Intel Core i5 And Core i7: Intel’s Mainstream Magnum Opus

So now we have Core i7-800s on LGA 1156 and Core i7-900s on LGA 1366. Confusing, yes. But I’ve tried to make it clear here, at least, that what makes an i7 an i7 is its inclusion of Hyper-Threading technology. Indeed, Intel also uses clock rate as a differentiator, and at least in theory you should get more Turbo Boost from an i7-800-series CPU than an i5 as well.

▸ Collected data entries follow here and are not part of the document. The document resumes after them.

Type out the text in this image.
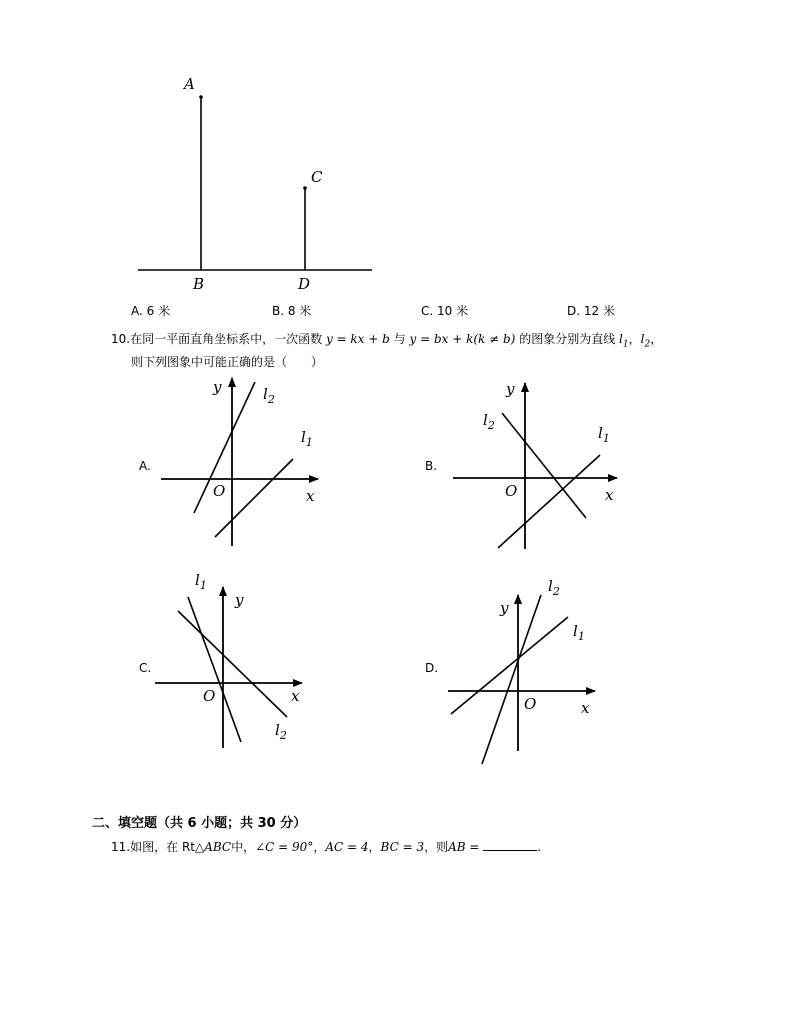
A
C
B	D
A. 6 米	B. 8 米	C. 10 米	D. 12 米
10.在同一平面直角坐标系中，一次函数 y = kx + b 与 y = bx + k(k ≠ b) 的图象分别为直线 $l_1$，$l_2$，
则下列图象中可能正确的是（　　）
A.	B.
C.	D.
y
x
O
$l_2$
$l_1$
y
x
O
$l_2$	$l_1$
y
x
O
$l_1$
$l_2$
y
x
O
$l_2$
$l_1$
二、填空题（共 6 小题；共 30 分）
11.如图，在 Rt△ABC中，∠C = 90°，AC = 4，BC = 3，则AB =	.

As you probably already know, Hyper-Threading is Intel’s simultaneous multi-threading technology that presents each physical core as two logical cores to an operating system. Thus, when you open the Task Manager on a Hyper-Threading-enabled Nehalem-based CPU, you see eight threads. This doesn’t mean you suddenly have the equivalent of an eight-core processor. Instead, Intel duplicates certain resources in each physical core to make the technology available; it’s better to think of Hyper-Threading as allowing the execution resources on a quad-core i7 to be better-utilized in threaded workloads.

We know that MainConcept Reference, for example, is well-threaded. By simply turning Hyper-Threading on, our transcoding workload falls from 1:48 to 1:26.

Similarly, the latest version of AVG’s anti-virus software realizes a massive gain thanks to Hyper-Threading. Less-optimized or simply multi-tasked environments will yield less-pronounced results, but there certainly seems to be a reason to at least consider a Core i7 if you’re able to benefit from what Hyper-Threading offers.